Personal information
- Born: October 12, 1990 (age 35) Belle Chasse, Louisiana, U.S.
- Listed height: 6 ft 5 in (1.96 m)
- Listed weight: 300 lb (136 kg)

Career information
- High school: Belle Chasse
- College: Louisiana College
- NFL draft: 2013: undrafted

Career history
- Green Bay Packers (2014–2015)*; Indianapolis Colts (2016–2017); Arizona Cardinals (2018–2019); Washington Football Team (2020)*;
- * Offseason or practice squad member only

Career NFL statistics
- Games played: 23
- Games started: 18
- Stats at Pro Football Reference

= Jeremy Vujnovich =

American football player (born 1990)

Jeremy Michael Vujnovich (born October 12, 1990) is an American former professional football player who was an offensive guard in the National Football League (NFL). He played college football at Louisiana College. He was signed by the Green Bay Packers as an undrafted free agent in 2014 and was also a member of the Indianapolis Colts, Arizona Cardinals, and Washington Redskins.

==Professional career==

Pre-draft measurables
| Height | Weight | 40-yard dash | 10-yard split | 20-yard split | 20-yard shuttle | Three-cone drill | Vertical jump | Broad jump | Bench press |
| 6 ft 5 in (1.96 m) | 290 lb (132 kg) | 4.87 s | 1.72 s | 2.81 s | 4.64 s | 7.57 s | 27.5 in (0.70 m) | 8 ft 11 in (2.72 m) | 35 reps |
All values are from Pro Day

===Green Bay Packers===
After going undrafted in the 2013 NFL draft, Vujnovich signed with the Green Bay Packers on January 7, 2014. On August 30, 2014, he was released by the Packers during final team cuts. Vujnovich was signed to the Packers' practice squad the following day. On January 20, 2015, he was re-signed by the Packers after finishing the season on the practice squad.

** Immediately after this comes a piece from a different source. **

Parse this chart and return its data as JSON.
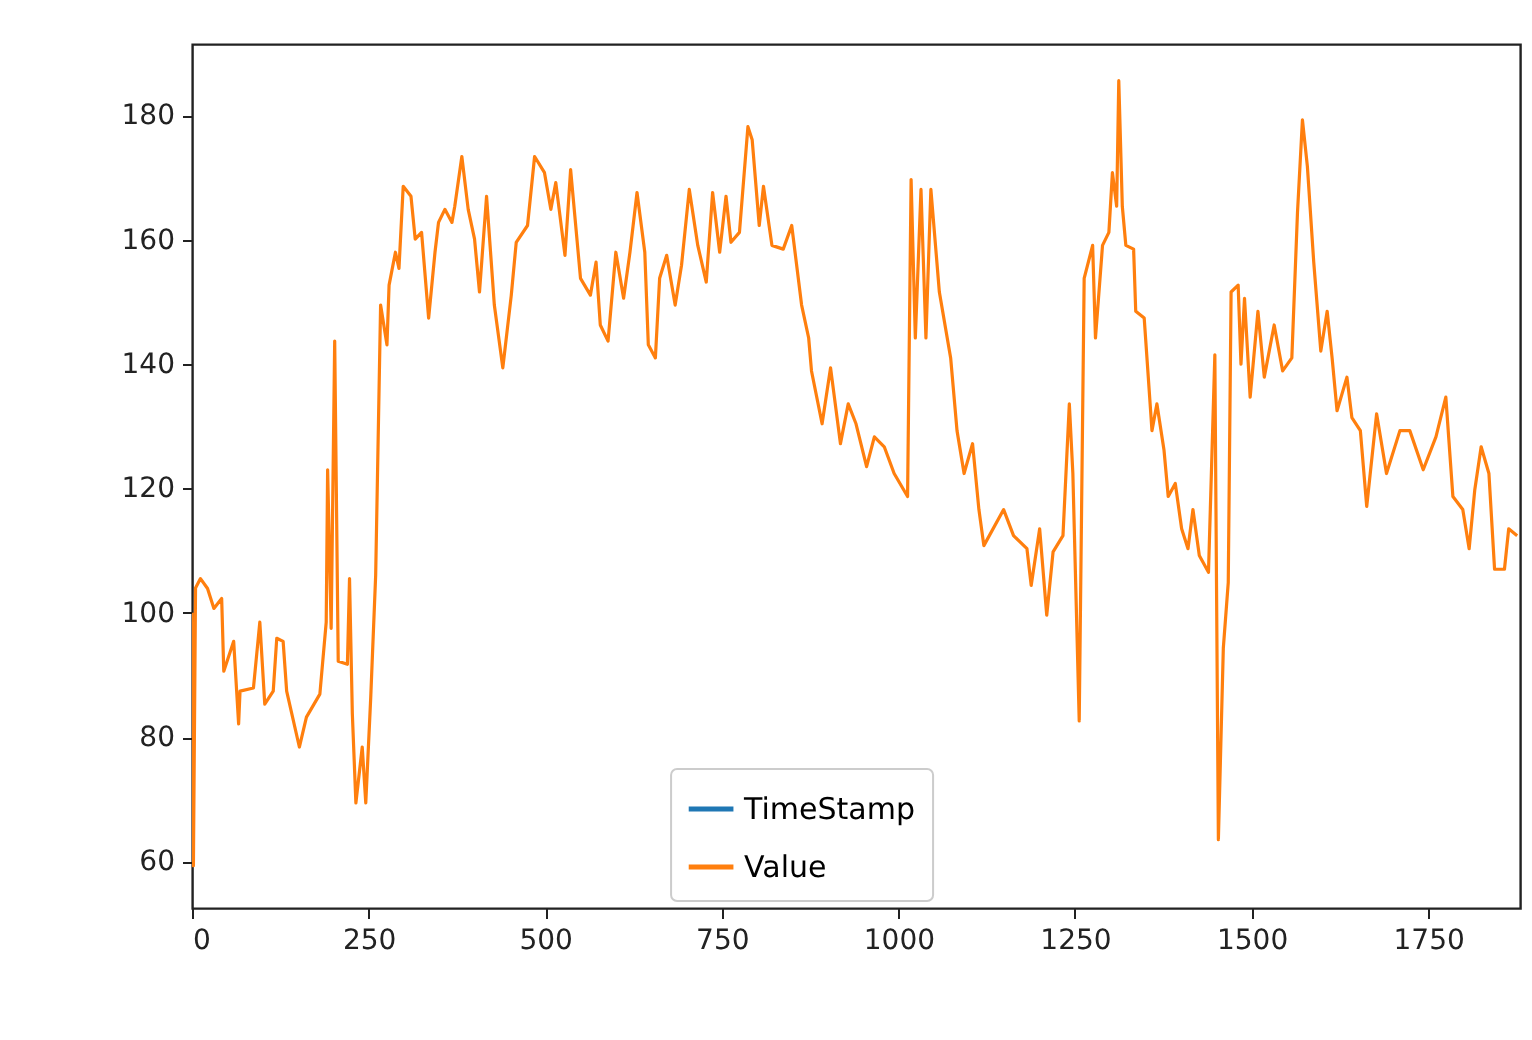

On September 5, 2015, Vujnovich was released by the Packers during final team cuts for the second straight season. He was signed to the Packers' practice squad on September 7, 2015. On January 18, 2016, Vujnovich was re-signed by the Packers after finishing the season on the practice squad. He was released by the Packers on May 9, 2016.

===Indianapolis Colts===
Vujnovich was signed by the Indianapolis Colts on May 12, 2016. On September 3, 2016, he was waived by the Colts during final team cuts. Vujnovich was signed to the Colts' practice squad the next day. On October 1, 2016, he was promoted from the practice squad to the active roster. Vujnovich was waived by the Colts on October 13, 2016, and was signed to the practice squad the following day. He was promoted to the active roster on December 15, 2016.

Head coach Chuck Pagano named Vujnovich the starting left guard to begin the regular season and he started all 16 games in 2017. On September 1, 2018, Vujnovich was waived by the Colts.

===Arizona Cardinals===
On September 2, 2018, Vujnovich was claimed off waivers by the Arizona Cardinals. He played in five games, starting two, before being placed on injured reserve on September 29, 2018, after dealing with a hamstring injury throughout the season. On September 7, 2019, Vujnovich was released by the Cardinals, but was re-signed two days later. He was released again on September 21, 2019.

===Washington Redskins===
Vujnovich signed with the Washington Redskins on March 26, 2020, but was released on July 26, 2020.